Lecture: Computer Vision

The goal of computer vision is to compute geometric and semantic properties of the three-dimensional world from digital images. Problems in this field include reconstructing the 3D shape of an object, determining how things are moving and recognizing objects or scenes. This course will provide an introduction to computer vision, with topics including image formation, camera models, camera calibration, feature detection and matching, motion estimation, geometry reconstruction, object detection and tracking, and scene understanding. Applications include building 3D maps, creating virtual avatars, image search, organizing photo collections, human computer interaction, video surveillance, self-driving cars, robotics, virtual and augmented reality, simulation, medical imaging, and mobile computer vision. Modern computer vision relies heavily on machine learning in particular deep learning and graphical models. This course therefore assumes prior knowledge of deep learning (e.g., deep learning lecture) and introduces the basic concepts of graphical models and structured prediction where needed. The tutorials will deepen the understanding of deep neural networks by implementing and applying them in Python and PyTorch. A strong emphasis of this course is on 3D vision.

Qualification Goals

Students gain an understanding of the theoretical and practical concepts of computer vision including image formation, camera models, feature detection, multiple view geometry, 3D reconstruction, motion estimation, object recognition, scene understanding and structured prediction using deep neural networks and graphical models. A strong emphasis of this course is on 3D vision. After this course, students should be able to understand and apply the basic concepts of computer vision in practice, develop and train computer vision models, reproduce research results and conduct original research in this area.

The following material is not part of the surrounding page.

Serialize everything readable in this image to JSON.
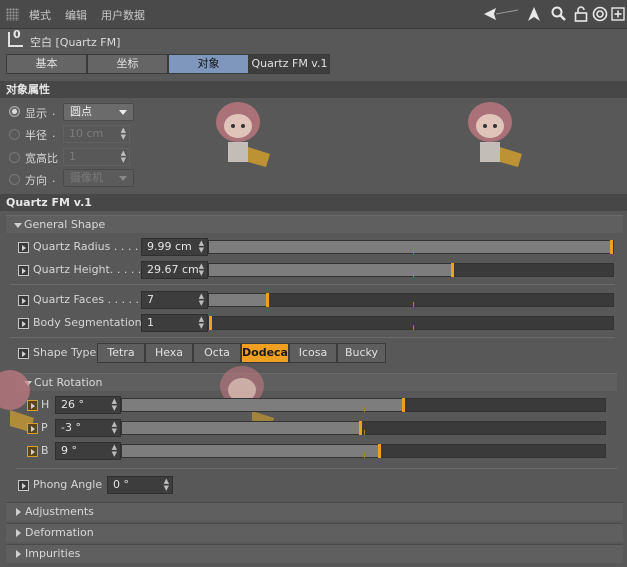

  • Course number: ML-4360
  • Credits: 6 ECTS (2h lecture + 2h exercise)
  • Total Workload: 180h
  • Lectures and exercises will be held asynchronously through YouTube (see sidebar for link). We will provide all lectures and exercise introductions several days before the respective interactive live sessions for self-study. You should watch these videos before participating in the interactive live sessions.
  • Each Thursday, we will host an interactive plenary lecture Q&A session starting at 16:00 via Zoom (see sidebar for link) where questions regarding the lecture and exercises are answered. Every second Thursday (when a new exercise starts) this session is followed by a plenary exericse Q&A session where remaining questions for the current exercise can be answered. Make sure that you have the latest Zoom client installed.
  • Every other week, we will hold individual live exercise Q&A sessions throughout the entire Thursday in smaller groups to obtain personalized feedback and help on the currently running exercise or get answers to general questions. The assignments to these individual sessions is done through ILIAS.
  • Exercises will not be graded. We will provide solutions before the final plenary Q&A session.
  • Students shall watch both the lecture and exercise videos before the Q&A session and take note of questions that they like to have answered during the Q&A sessions.


  • Basic math skills: Linear algebra, probability and information theory
  • Basic computer science skills: Variables, functions, loops, classes, algorithms
  • Basic Python and PyTorch coding skills
  • Experience with Deep Learning (eg., through participation in Deep Learning lecture)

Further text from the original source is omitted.